Грибной дождь (Барский) - страница 49

Фиолетовая тишина августовского вечера медленно накрывала притихшие хаты, пустынную лесную дорогу, осаждающую тонкую перетёртую песчаную пыль на смятые сотнями ног и колёс придорожные травы, тяжёлые колючие соцветия будяка и широкие жилистые листья подорожника.

Солдат опустил голову и прошептал: «Конец»…

Он спросил у деда дорогу к переправе, взял предложенную краюху хлеба и кусок сала, и тихо ушел в идущую ему навстречу ночь наедине со своею совестью.

Дед всё понял. Он ничего не спрашивал у солдата и ничего ему не сказал, не осудил и не поощрил его, полагая, что Судьба слишком рано подвергла жестокому испытанию этого ещё несозревшего человека.

15

Натужно ревя моторами и вибрируя корпусом, тяжело груженый дуглас с трудом оторвался от поляны посадочной площадки и над самыми вершинами старых сосен ушел навстречу утренней заре. Машину потряхивало на воздушных ухабах, корпус скрипел, моторы ровно гудели. Во тьме грузового отсека, разгоняемой крохотным плафоном внутреннего освещения, стонали раненые. Стрелок верхней турели, измотанный бессонной ночью, подрёмывал, стукался головой о затвор пулемёта, просыпался, кряхтел, перебирал ногами, обутыми в унты, и на какое-то время удерживал своё бодрствование. Затем природа брала своё и опускала его в небытие сна.
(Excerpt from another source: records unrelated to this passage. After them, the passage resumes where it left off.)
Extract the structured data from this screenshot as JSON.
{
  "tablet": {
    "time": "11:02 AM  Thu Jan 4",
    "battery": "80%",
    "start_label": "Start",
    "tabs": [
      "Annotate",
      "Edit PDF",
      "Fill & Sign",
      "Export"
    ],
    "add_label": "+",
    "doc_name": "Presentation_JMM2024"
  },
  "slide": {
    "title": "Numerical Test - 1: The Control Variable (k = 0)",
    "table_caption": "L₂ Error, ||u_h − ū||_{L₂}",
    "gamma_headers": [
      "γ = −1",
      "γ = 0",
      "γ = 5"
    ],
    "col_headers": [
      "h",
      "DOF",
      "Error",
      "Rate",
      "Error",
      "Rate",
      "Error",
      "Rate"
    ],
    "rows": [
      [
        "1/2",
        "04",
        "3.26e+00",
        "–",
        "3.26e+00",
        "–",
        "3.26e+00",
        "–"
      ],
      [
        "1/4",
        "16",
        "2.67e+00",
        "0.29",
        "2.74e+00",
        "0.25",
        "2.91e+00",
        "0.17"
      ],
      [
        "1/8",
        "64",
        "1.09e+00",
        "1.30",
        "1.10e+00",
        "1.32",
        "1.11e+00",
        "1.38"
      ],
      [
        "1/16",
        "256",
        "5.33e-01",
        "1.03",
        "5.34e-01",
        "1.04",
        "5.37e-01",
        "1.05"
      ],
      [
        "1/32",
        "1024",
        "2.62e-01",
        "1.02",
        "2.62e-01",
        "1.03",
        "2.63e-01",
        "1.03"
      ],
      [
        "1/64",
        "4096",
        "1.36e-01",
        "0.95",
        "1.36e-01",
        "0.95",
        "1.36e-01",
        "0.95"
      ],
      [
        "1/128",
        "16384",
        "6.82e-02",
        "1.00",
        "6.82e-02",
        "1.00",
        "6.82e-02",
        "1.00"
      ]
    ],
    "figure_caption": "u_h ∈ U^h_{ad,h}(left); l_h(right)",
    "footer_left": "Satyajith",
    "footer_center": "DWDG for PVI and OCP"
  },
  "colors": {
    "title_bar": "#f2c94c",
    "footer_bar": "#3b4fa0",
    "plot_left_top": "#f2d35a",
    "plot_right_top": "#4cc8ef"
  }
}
Маруся сидела на парашюте, прислонясь к переборке, у самой кабины экипажа. Её плечи, прикрытые старым ватничком, подрагивали. Она старалась уднржать слёзы, которые самопроизвольно струились по лицу и прижимала к груди пакет с документами, который должна была передать вместе с ранеными на Большой Земле. В кармашке ватника уютно грела руку мишина зажигалка, которую он подарил ей, вернувшись из очередного поиска. Бензин в ней давно кончился, а камешек истёрся. Но красивая никелированная игрушка ей очень нравилась. Она была ей как бы талисманом. Когда Миша уходил в поиск, Маруся сжимала в руках зажигалку, гладила её зеркальную поверхность и по-детски молила оберечь Мишу от пули и осколка. Она ни за что не хотела улетать на Большую Землю. И только после того, как Батя пообещал, что сдав раненых она первым же рейсом вернётся в отряд, она согласилась лететь. Миша дал ей письмо для родителей. Она своим уже недетским умом понимала, что вряд ли ей удастся вернуться в отряд, и что нет у неё теперь никого ближе и роднее Миши. Она чувствовала себя даже не сестрой, а кем-то большим, ещё непонятным ей, но, видимо, пробуждающееся в этом ребёнке женское начало, генерировало нежность и обожание к нему. Она была уверена, что с ним ничего не случится. Что будет он жив и невредим на этой жуткой войне, потому что ей этого хочется, и что они непременно встретятся, потому что зачем же тогда жить. Ведь не может же мир быть настолько жесток, — забрать у неё всех близких людей — сначала отца и мать, потом бабушку Христину, а теперь и Мишу. В отряде все любили и уважали Мишу. Все считали их братом и сестрой. Она с готовностью подтверждала это. И когда весной отправляли списки отряда на Большую Землю в Штаб партизанского движения, так и записали её — Мария Гур, 1935 года рождения, санитаарка.